Pokko, das unternehmungs­lustige Froschmädchen, bringt den ganzen Wald zum Musizieren, mit einer Trommel. Eine Bilderbuchgeschichte reich an Humor, Ermutigung und Kunstfertigkeit.

Von Maren Bonacker

(Foto: Aus dem besprochenen Band)

Die Eltern von Froschmädchen Pokko haben ihrer Tochter eine Trommel geschenkt, der größte Fehler, den sie jemals gemacht haben. Sie trommelt mit Leidenschaft und so laut, dass Unterhaltungen im Pilz der Frösche kaum mehr möglich sind. Also schicken die Eltern ihr Kind mit Trommel in den Wald, nicht ohne es noch zu ermahnen, schön leise zu sein. Doch der Wald ist zu still und Pokko trommelt dort nicht nur weiter, sie zieht eine immer größer werdende Schar von Waldtieren an, die sich von ihrem Rhythmus leiten lassen und auf ihren Instrumenten mitmachen. Musizierend und lauschend folgen sie dem Froschmädchen, das sie zu seinem Zuhause führt, wo die Froscheltern endlich die Begabung ihrer Tochter erkennen.

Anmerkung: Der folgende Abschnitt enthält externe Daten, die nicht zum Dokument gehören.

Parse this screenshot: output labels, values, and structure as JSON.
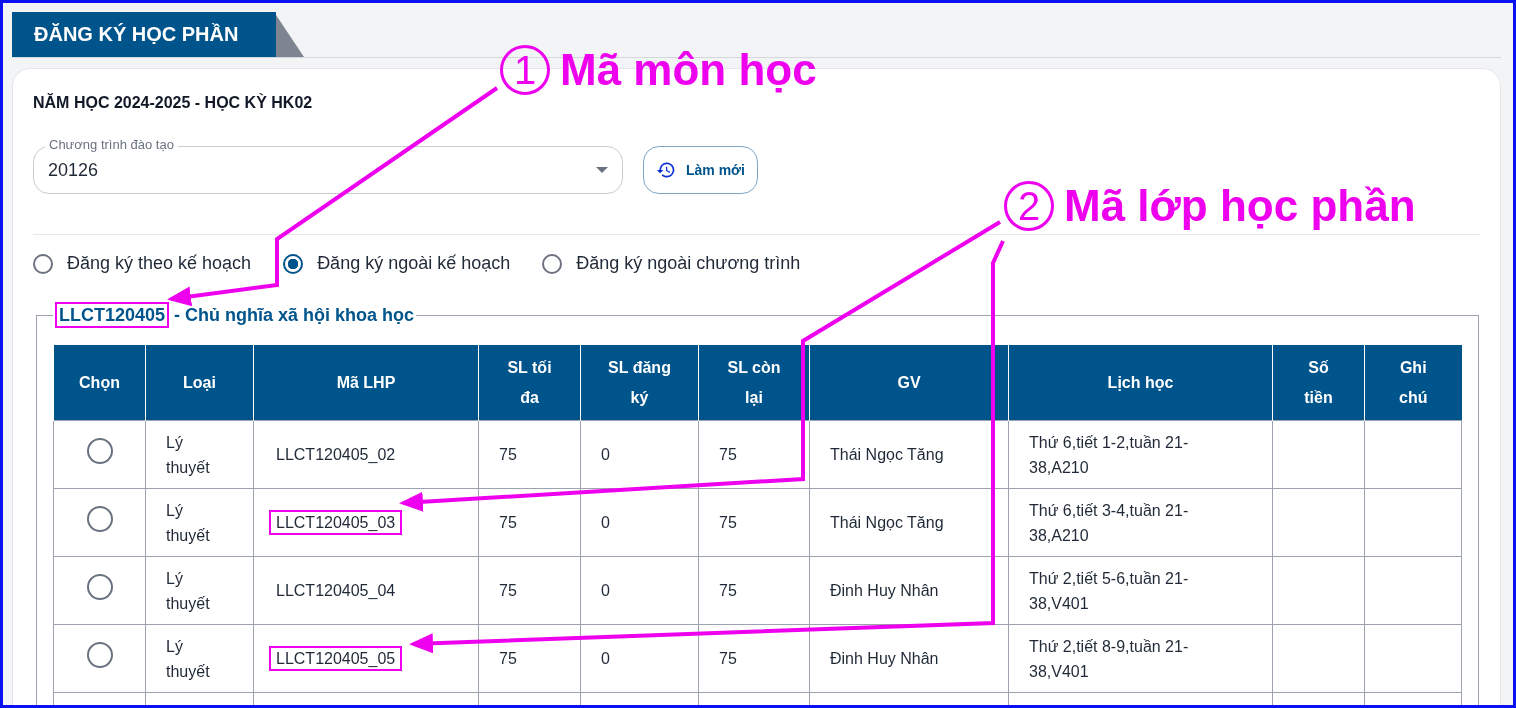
{
  "page_tab": "ĐĂNG KÝ HỌC PHẦN",
  "term_title": "NĂM HỌC 2024-2025 - HỌC KỲ HK02",
  "program_select": {
    "label": "Chương trình đào tạo",
    "value": "20126"
  },
  "refresh_button": "Làm mới",
  "registration_modes": [
    {
      "label": "Đăng ký theo kế hoạch",
      "selected": false
    },
    {
      "label": "Đăng ký ngoài kế hoạch",
      "selected": true
    },
    {
      "label": "Đăng ký ngoài chương trình",
      "selected": false
    }
  ],
  "course": {
    "code": "LLCT120405",
    "highlighted": true,
    "name": "- Chủ nghĩa xã hội khoa học"
  },
  "table": {
    "columns": [
      "Chọn",
      "Loại",
      "Mã LHP",
      "SL tối đa",
      "SL đăng ký",
      "SL còn lại",
      "GV",
      "Lịch học",
      "Số tiền",
      "Ghi chú"
    ],
    "rows": [
      {
        "selected": false,
        "type": "Lý thuyết",
        "class_code": "LLCT120405_02",
        "highlighted": false,
        "max": "75",
        "registered": "0",
        "remaining": "75",
        "lecturer": "Thái Ngọc Tăng",
        "schedule": "Thứ 6,tiết 1-2,tuần 21-38,A210"
      },
      {
        "selected": false,
        "type": "Lý thuyết",
        "class_code": "LLCT120405_03",
        "highlighted": true,
        "max": "75",
        "registered": "0",
        "remaining": "75",
        "lecturer": "Thái Ngọc Tăng",
        "schedule": "Thứ 6,tiết 3-4,tuần 21-38,A210"
      },
      {
        "selected": false,
        "type": "Lý thuyết",
        "class_code": "LLCT120405_04",
        "highlighted": false,
        "max": "75",
        "registered": "0",
        "remaining": "75",
        "lecturer": "Đinh Huy Nhân",
        "schedule": "Thứ 2,tiết 5-6,tuần 21-38,V401"
      },
      {
        "selected": false,
        "type": "Lý thuyết",
        "class_code": "LLCT120405_05",
        "highlighted": true,
        "max": "75",
        "registered": "0",
        "remaining": "75",
        "lecturer": "Đinh Huy Nhân",
        "schedule": "Thứ 2,tiết 8-9,tuần 21-38,V401"
      }
    ]
  },
  "annotations": [
    {
      "number": "1",
      "label": "Mã môn học"
    },
    {
      "number": "2",
      "label": "Mã lớp học phần"
    }
  ]
}
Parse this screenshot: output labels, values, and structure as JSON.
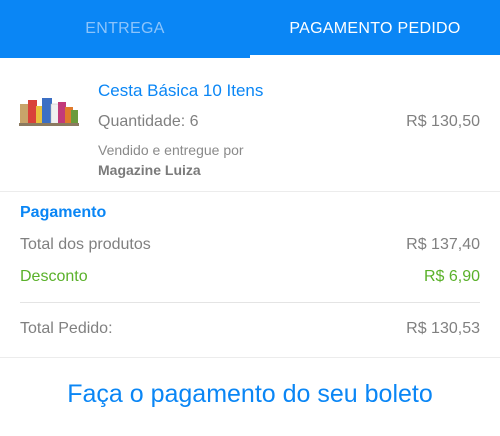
{
  "tabs": [
    {
      "label": "ENTREGA"
    },
    {
      "label": "PAGAMENTO PEDIDO"
    }
  ],
  "product": {
    "name": "Cesta Básica 10 Itens",
    "quantity": "Quantidade: 6",
    "price": "R$ 130,50",
    "sold_by": "Vendido e entregue por",
    "seller": "Magazine Luiza",
    "thumbnail_icon": "grocery-basket-image"
  },
  "payment": {
    "title": "Pagamento",
    "products_total_label": "Total dos produtos",
    "products_total_value": "R$ 137,40",
    "discount_label": "Desconto",
    "discount_value": "R$ 6,90",
    "order_total_label": "Total Pedido:",
    "order_total_value": "R$ 130,53"
  },
  "cta_label": "Faça o pagamento do seu boleto",
  "colors": {
    "brand_blue": "#0a86f5",
    "discount_green": "#5ab12a"
  }
}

Matthew Forsythe: Pokko und die Trommel. Aus dem Englischen von Rita Fürstenau. Rotpol Verlag, Kassel 2020. 64 Seiten. 18 Euro.

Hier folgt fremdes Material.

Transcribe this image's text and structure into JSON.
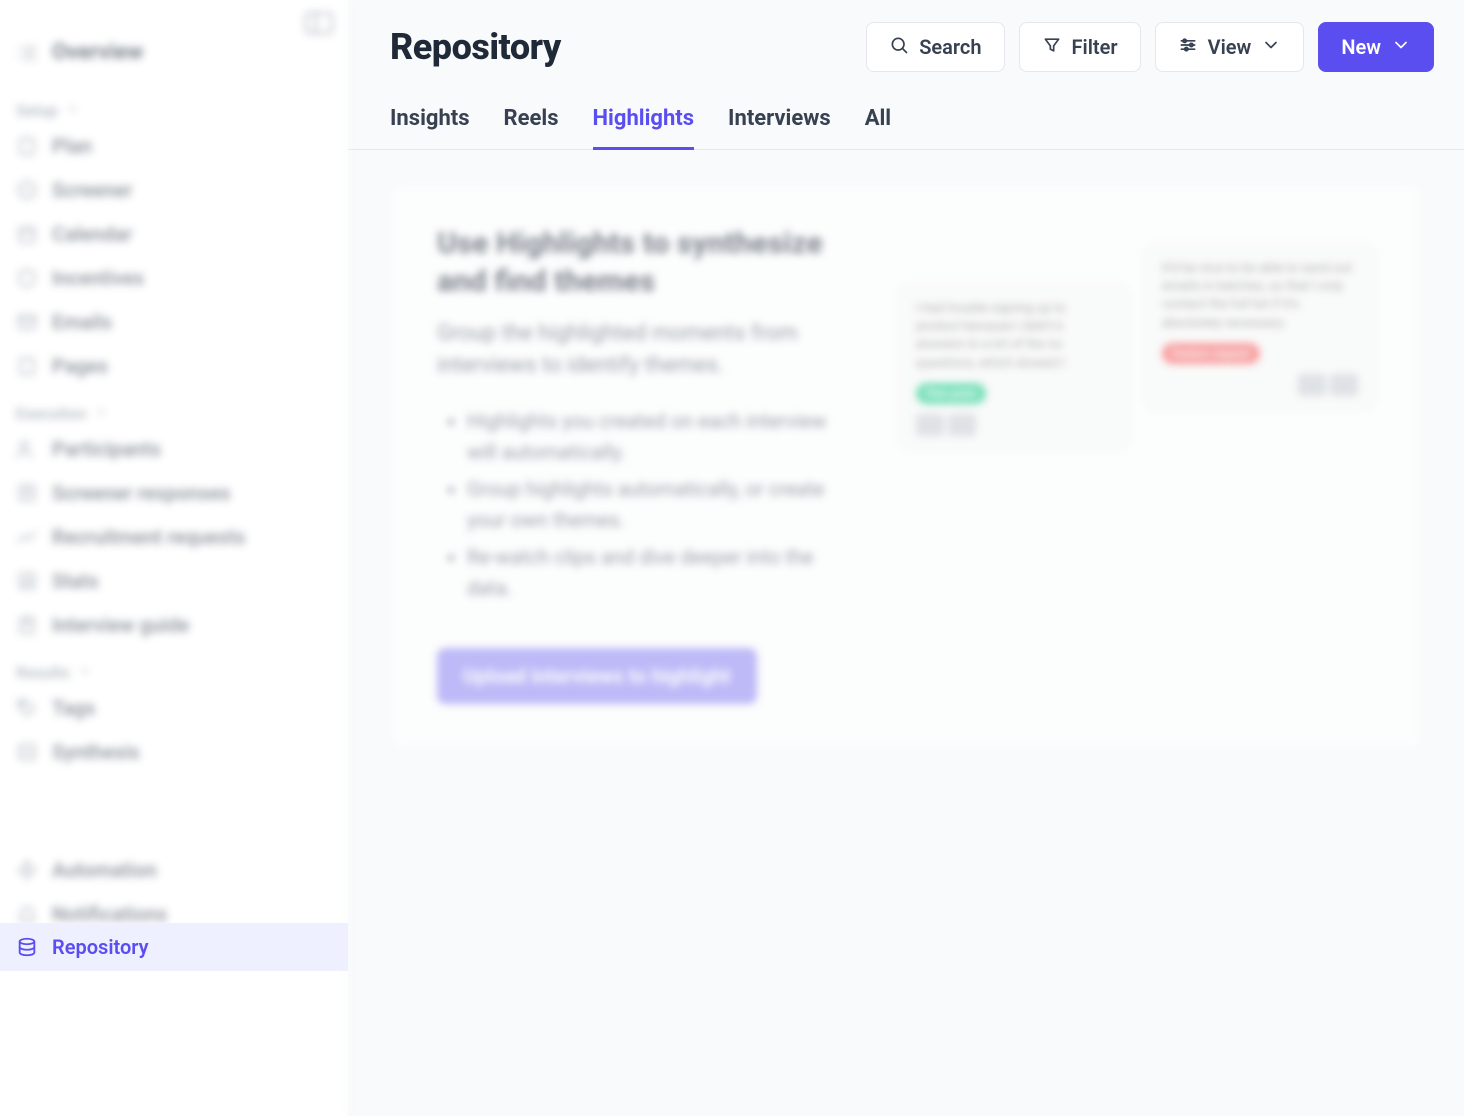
{
  "page": {
    "title": "Repository"
  },
  "header": {
    "search_label": "Search",
    "filter_label": "Filter",
    "view_label": "View",
    "new_label": "New"
  },
  "tabs": [
    {
      "label": "Insights",
      "id": "insights"
    },
    {
      "label": "Reels",
      "id": "reels"
    },
    {
      "label": "Highlights",
      "id": "highlights",
      "active": true
    },
    {
      "label": "Interviews",
      "id": "interviews"
    },
    {
      "label": "All",
      "id": "all"
    }
  ],
  "sidebar": {
    "overview_label": "Overview",
    "groups": {
      "setup": {
        "label": "Setup",
        "items": [
          {
            "label": "Plan"
          },
          {
            "label": "Screener"
          },
          {
            "label": "Calendar"
          },
          {
            "label": "Incentives"
          },
          {
            "label": "Emails"
          },
          {
            "label": "Pages"
          }
        ]
      },
      "execution": {
        "label": "Execution",
        "items": [
          {
            "label": "Participants"
          },
          {
            "label": "Screener responses"
          },
          {
            "label": "Recruitment requests"
          },
          {
            "label": "Stats"
          },
          {
            "label": "Interview guide"
          }
        ]
      },
      "results": {
        "label": "Results",
        "items": [
          {
            "label": "Tags"
          },
          {
            "label": "Synthesis"
          },
          {
            "label": "Repository",
            "active": true
          }
        ]
      },
      "extra": {
        "items": [
          {
            "label": "Automation"
          },
          {
            "label": "Notifications"
          }
        ]
      }
    }
  },
  "empty_state": {
    "title": "Use Highlights to synthesize and find themes",
    "subtitle": "Group the highlighted moments from interviews to identify themes.",
    "bullets": [
      "Highlights you created on each interview will automatically.",
      "Group highlights automatically, or create your own themes.",
      "Re-watch clips and dive deeper into the data."
    ],
    "cta_label": "Upload interviews to highlight",
    "examples": {
      "left_note": "I had trouble signing up to product because I didn't k answers to a lot of the no questions, which slowed t",
      "left_pill": "Pain point",
      "right_note": "It'd be nice to be able to send out emails in batches, so that I only contact the full list if it's absolutely necessary.",
      "right_pill": "Feature request"
    }
  }
}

Eine scheinbar einfache Geschichte, aber tatsächlich steckt so viel mehr in Matthew Forsythes Bilderbuch! Es lebt von der reduzierten Mimik der Protagonisten: Die Frösche gucken fast immer gleich ausdruckslos, und das ist angesichts all dessen, was passiert, so himmelschreiend komisch, dass Vorleser und Kinder beim gemeinsamen Betrachten aus dem Lachen nicht herauskommen. Mit einem winzigen Perspektivenwechsel oder einer leichten Weitung der Pupille werden hier größtmögliche Effekte erzielt. Ebenso wirkungsvoll arbeitet Forsythe mit der Methode, ein Bild auf zwei aufeinanderfolgenden Seiten zweimal zu zeigen, fast identisch, aber in der zweiten Ansicht ganz nahe herangeholt, so dass kleine Details wie ein unheilschwanger verengter Blick oder ein Panik suggerierender Augenring perfekt in Szene gesetzt werden; winzige Details, die auf das nachfolgende Geschehen weisen. Obwohl sich einiges erahnen lässt, verblüffen manche Plot-Twists völlig. Mitten im schönsten Musizieren isst (nicht frisst!) der Wolf den Hasen. Haps. Weg. Dies ist der einzige Moment im Buch, in dem Pokko die anderen Tiere hinter sich überhaupt wahrzunehmen scheint. Sie dreht sich zum Wolf um und macht unmissverständlich klar, dass dieses Verhalten unerwünscht ist. Sie führt die Tiere nicht nur mit ihrer Musik an - sie leitet sie tatsächlich, stark geworden durch ihre Trommel und das Bewusstsein, dass sie einfach gerne trommelt.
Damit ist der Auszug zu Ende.